As it plans to move a spinoff company to Chicago, food industry giant Kellogg is looking to sublease its office in the River North neighborhood and find different space in the city for the soon-to-be-formed company’s headquarters.
Kellogg has hired brokers to seek a tenant to take over its Chicago space in the boutique office building at 412 N. Wells St., spokesperson Kris Bahner said in an email to CoStar News.
The company leases all 38,968 square feet of office space in the building through February 2029, according to marketing materials from JLL, which is representing Kellogg in the sublease. The space includes part of the ground floor and all eight floors above it, with the smaller top floor opening onto a roof deck.
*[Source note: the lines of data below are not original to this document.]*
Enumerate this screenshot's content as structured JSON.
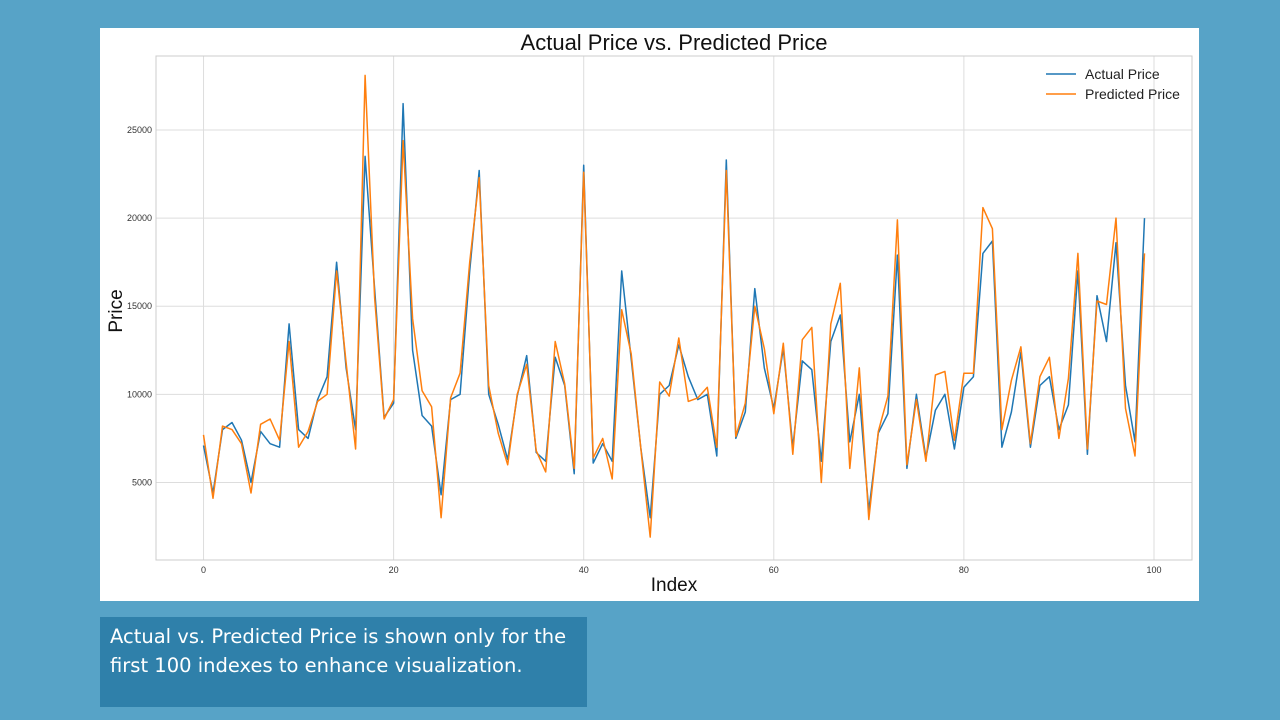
{
  "caption": "Actual vs. Predicted Price is shown only for the first 100 indexes to enhance visualization.",
  "colors": {
    "background": "#57a3c7",
    "caption_box": "#2f80aa",
    "actual": "#1f77b4",
    "predicted": "#ff7f0e"
  },
  "chart_data": {
    "type": "line",
    "title": "Actual Price vs. Predicted Price",
    "xlabel": "Index",
    "ylabel": "Price",
    "xlim": [
      -5,
      104
    ],
    "ylim": [
      600,
      29200
    ],
    "xticks": [
      0,
      20,
      40,
      60,
      80,
      100
    ],
    "yticks": [
      5000,
      10000,
      15000,
      20000,
      25000
    ],
    "grid": true,
    "legend": "top-right",
    "x": [
      0,
      1,
      2,
      3,
      4,
      5,
      6,
      7,
      8,
      9,
      10,
      11,
      12,
      13,
      14,
      15,
      16,
      17,
      18,
      19,
      20,
      21,
      22,
      23,
      24,
      25,
      26,
      27,
      28,
      29,
      30,
      31,
      32,
      33,
      34,
      35,
      36,
      37,
      38,
      39,
      40,
      41,
      42,
      43,
      44,
      45,
      46,
      47,
      48,
      49,
      50,
      51,
      52,
      53,
      54,
      55,
      56,
      57,
      58,
      59,
      60,
      61,
      62,
      63,
      64,
      65,
      66,
      67,
      68,
      69,
      70,
      71,
      72,
      73,
      74,
      75,
      76,
      77,
      78,
      79,
      80,
      81,
      82,
      83,
      84,
      85,
      86,
      87,
      88,
      89,
      90,
      91,
      92,
      93,
      94,
      95,
      96,
      97,
      98,
      99
    ],
    "series": [
      {
        "name": "Actual Price",
        "color": "#1f77b4",
        "values": [
          7100,
          4400,
          8000,
          8400,
          7400,
          5000,
          7900,
          7200,
          7000,
          14000,
          8000,
          7500,
          9700,
          11000,
          17500,
          11500,
          8000,
          23500,
          16000,
          8700,
          9500,
          26500,
          12500,
          8800,
          8200,
          4300,
          9700,
          10000,
          17000,
          22700,
          10000,
          8300,
          6300,
          9900,
          12200,
          6700,
          6200,
          12100,
          10500,
          5500,
          23000,
          6100,
          7200,
          6200,
          17000,
          12000,
          7000,
          3000,
          10000,
          10500,
          12800,
          11000,
          9700,
          10000,
          6500,
          23300,
          7500,
          9000,
          16000,
          11500,
          9200,
          12600,
          7000,
          11900,
          11400,
          6200,
          13000,
          14500,
          7300,
          10000,
          3400,
          7800,
          8900,
          17900,
          5800,
          10000,
          6400,
          9100,
          10000,
          6900,
          10400,
          11000,
          18000,
          18700,
          7000,
          9000,
          12400,
          7000,
          10500,
          11000,
          8000,
          9400,
          17000,
          6600,
          15600,
          13000,
          18600,
          10500,
          7300,
          20000
        ]
      },
      {
        "name": "Predicted Price",
        "color": "#ff7f0e",
        "values": [
          7700,
          4100,
          8200,
          8000,
          7200,
          4400,
          8300,
          8600,
          7400,
          13000,
          7000,
          7900,
          9600,
          10000,
          17000,
          11800,
          6900,
          28100,
          15500,
          8600,
          9700,
          24400,
          14300,
          10200,
          9300,
          3000,
          9800,
          11200,
          17500,
          22300,
          10500,
          7800,
          6000,
          10000,
          11700,
          6800,
          5600,
          13000,
          10600,
          5800,
          22600,
          6400,
          7500,
          5200,
          14800,
          12300,
          7000,
          1900,
          10700,
          9900,
          13200,
          9600,
          9800,
          10400,
          7000,
          22700,
          7600,
          9500,
          15000,
          12600,
          8900,
          12900,
          6600,
          13100,
          13800,
          5000,
          14000,
          16300,
          5800,
          11500,
          2900,
          7900,
          9900,
          19900,
          6000,
          9700,
          6200,
          11100,
          11300,
          7400,
          11200,
          11200,
          20600,
          19400,
          8000,
          10800,
          12700,
          7200,
          11000,
          12100,
          7500,
          10900,
          18000,
          6900,
          15300,
          15100,
          20000,
          9200,
          6500,
          18000
        ]
      }
    ]
  }
}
The thin-floor-plate building runs along elevated CTA train tracks and is near the sprawling Merchandise Mart just north of the Chicago River, where Kellogg previously had an office and where Conagra Brands has been headquartered since relocating from Omaha, Nebraska, in 2016.
“We’ve determined that our downtown Chicago office space is not fully meeting the needs of our collaborative culture,” Bahner said. “As such, we are planning to sublet the current downtown office space and identify a new downtown location for our Chicago-based employees and visitors to work.”
Bahner declined to comment on which areas of the downtown office market Kellogg plans to search or how many square feet it expects to lease in the new deal.
Kellogg’s move to switch spaces comes after the Battle Creek, Michigan-based company announced in June that it will split into three separate, publicly traded companies by the end of 2023.
The largest of those yet-to-be-named companies, a snack company accounting for about 80% of Kellogg’s total sales, is set to be based in Chicago. There are about 300 Chicago-area employees, including some at an office at 263 Shuman Blvd. in Naperville, Illinois, and that number is not expected to change with the new headquarters designation, the company has said.
Well-known brands that will be part of the Chicago-based snack company include Pop-Tarts, Cheez-It, Nutri-Grain, Kellogg’s Rice Crispies Treats, Pringles and RXBAR.
Kellogg took over the space when it acquired RXBAR, a Chicago-based protein-bar maker, in 2017 around the time RXBAR moved into the newly opened office building on Wells Street.
The building is now owned by a wealthy family from Spain, which bought it from developers Hubbard Street Group and Centrum Realty & Development for more than $31 million in early 2019.
Kellogg’s space is up for sublease during a challenging time for office demand, nearly three years into COVID-19 and amid a wobbly economy.
There is a near-record 98.1 million square feet of office space available in the Chicago area, or 19.2% of the total supply, according to CoStar data.
To offload its space, Kellogg will face competition from landlords and other companies looking to sublet space.
Tyson Foods, which is relocating jobs to its Arkansas headquarters, recently put its 233,000-square-foot Chicago building at 400 S. Jefferson St. on the market in one of the largest subleases in the city since the start of the pandemic.
For the Record
Kellogg is represented in the sublease by JLL brokers Brad Despot and Kerry Middleton. JLL’s Jeff Liljeberg is representing JLL in its search for new space.